Noch eine Weile später erweiterte man mein Aufgabenspektrum um den Verantwortungsbereich der Vorstands -etage in dem Werk, in dem ich meinen Dienst versah.

Im Verlauf der Zeit folgten weitere berufsspezifische Lehrgänge und Ausbildungen. Auf die absolut ausführliche Schilderung verzichte ich hier an dieser Stelle zu Ihren Gunsten, werde aber das eine oder andere Mal zu einem späteren Zeitpunkt darauf eingehen. Dies nur, damit Sie jetzt nicht glauben vom Pförtner bis zum Personenschützer sei nichts weiter nötig als geduldig auf die nächste Beförderung zu warten.
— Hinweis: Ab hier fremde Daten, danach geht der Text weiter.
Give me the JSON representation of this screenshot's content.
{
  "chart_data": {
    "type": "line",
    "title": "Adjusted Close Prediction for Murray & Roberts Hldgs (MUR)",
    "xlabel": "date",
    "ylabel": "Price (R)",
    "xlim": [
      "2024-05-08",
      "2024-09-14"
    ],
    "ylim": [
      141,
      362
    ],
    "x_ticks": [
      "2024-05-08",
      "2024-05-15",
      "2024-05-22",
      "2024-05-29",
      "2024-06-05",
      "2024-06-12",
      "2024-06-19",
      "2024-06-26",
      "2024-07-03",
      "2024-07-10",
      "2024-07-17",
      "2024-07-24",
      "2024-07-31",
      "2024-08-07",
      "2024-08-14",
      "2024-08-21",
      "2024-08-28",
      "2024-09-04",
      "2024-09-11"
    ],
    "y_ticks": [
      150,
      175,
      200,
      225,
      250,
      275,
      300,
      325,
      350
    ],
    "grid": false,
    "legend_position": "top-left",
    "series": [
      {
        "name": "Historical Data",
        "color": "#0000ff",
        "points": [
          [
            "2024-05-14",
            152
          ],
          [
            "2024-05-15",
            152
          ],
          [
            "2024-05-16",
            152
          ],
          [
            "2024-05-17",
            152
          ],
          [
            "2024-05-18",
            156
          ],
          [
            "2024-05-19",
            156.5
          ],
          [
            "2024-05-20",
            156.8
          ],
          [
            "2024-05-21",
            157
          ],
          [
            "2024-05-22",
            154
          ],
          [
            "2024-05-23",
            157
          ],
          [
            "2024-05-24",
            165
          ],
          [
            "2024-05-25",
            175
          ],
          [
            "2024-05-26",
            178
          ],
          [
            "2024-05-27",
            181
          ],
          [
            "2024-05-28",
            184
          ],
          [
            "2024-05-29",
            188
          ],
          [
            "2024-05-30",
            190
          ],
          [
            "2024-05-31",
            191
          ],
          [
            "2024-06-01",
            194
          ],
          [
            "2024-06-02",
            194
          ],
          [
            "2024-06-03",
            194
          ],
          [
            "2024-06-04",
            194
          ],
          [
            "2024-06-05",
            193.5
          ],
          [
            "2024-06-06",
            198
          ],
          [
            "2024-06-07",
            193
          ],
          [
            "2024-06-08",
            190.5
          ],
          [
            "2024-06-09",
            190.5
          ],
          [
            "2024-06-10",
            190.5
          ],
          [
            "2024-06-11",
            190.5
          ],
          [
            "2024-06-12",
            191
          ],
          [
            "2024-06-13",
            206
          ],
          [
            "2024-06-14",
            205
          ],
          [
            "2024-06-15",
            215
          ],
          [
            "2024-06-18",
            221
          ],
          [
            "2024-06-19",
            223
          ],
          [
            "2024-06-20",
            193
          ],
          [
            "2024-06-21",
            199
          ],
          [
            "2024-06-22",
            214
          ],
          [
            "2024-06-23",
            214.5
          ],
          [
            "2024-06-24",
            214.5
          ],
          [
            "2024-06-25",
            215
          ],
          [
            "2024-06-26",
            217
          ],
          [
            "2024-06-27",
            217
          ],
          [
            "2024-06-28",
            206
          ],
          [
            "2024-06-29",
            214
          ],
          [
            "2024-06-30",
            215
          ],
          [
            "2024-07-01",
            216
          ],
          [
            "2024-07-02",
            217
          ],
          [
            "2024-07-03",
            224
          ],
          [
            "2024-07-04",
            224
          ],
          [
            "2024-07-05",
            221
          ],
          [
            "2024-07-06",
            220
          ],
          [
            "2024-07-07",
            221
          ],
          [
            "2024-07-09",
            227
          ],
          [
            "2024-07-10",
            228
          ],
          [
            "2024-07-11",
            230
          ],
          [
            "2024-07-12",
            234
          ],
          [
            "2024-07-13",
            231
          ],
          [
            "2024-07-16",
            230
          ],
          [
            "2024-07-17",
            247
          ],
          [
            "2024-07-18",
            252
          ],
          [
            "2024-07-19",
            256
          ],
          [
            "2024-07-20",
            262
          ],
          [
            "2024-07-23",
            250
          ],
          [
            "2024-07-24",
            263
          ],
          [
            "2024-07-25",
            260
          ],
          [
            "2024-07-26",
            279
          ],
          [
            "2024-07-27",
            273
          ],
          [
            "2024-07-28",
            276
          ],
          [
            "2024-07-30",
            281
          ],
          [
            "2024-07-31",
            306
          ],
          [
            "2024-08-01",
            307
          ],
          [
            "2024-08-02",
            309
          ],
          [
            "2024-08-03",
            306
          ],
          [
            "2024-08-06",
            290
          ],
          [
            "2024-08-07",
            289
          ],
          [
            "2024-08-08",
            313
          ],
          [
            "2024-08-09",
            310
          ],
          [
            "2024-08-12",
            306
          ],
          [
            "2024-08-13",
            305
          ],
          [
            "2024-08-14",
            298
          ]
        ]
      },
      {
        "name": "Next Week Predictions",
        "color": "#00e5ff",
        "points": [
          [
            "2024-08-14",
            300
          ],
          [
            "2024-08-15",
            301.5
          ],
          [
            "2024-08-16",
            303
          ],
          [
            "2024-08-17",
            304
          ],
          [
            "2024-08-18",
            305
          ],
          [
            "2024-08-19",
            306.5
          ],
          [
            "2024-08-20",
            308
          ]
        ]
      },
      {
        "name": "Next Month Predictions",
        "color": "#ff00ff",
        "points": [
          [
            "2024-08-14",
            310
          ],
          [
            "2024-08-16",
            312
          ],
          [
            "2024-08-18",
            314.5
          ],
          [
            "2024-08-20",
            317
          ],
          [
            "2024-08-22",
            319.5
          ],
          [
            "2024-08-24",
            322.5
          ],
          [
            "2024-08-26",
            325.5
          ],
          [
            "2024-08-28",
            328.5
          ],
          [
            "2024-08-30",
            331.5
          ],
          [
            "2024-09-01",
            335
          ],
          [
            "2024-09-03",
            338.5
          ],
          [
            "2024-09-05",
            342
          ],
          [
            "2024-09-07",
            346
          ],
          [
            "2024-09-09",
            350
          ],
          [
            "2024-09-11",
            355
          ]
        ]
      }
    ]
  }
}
Wieder ging eine geraume Zeit ins Land, in der sich nicht sonderlich viel in meinem Berufsleben veränderte. Bis der Tag kam, an dem der Vorstandsvorsitzende unserer Gesellschaft wechselte und eine neue Personenschutzgruppe ins Leben gerufen wurde. Meine Stunde war gekommen. Ich wurde Personenschützer: erst im erweiterten Umfeld und schließlich als Vertrauter und ständiger Begleiter meiner Schutzperson.

Dieses Kommando habe ich viele Jahre und mit wirklicher Leidenschaft für diesen Beruf geführt.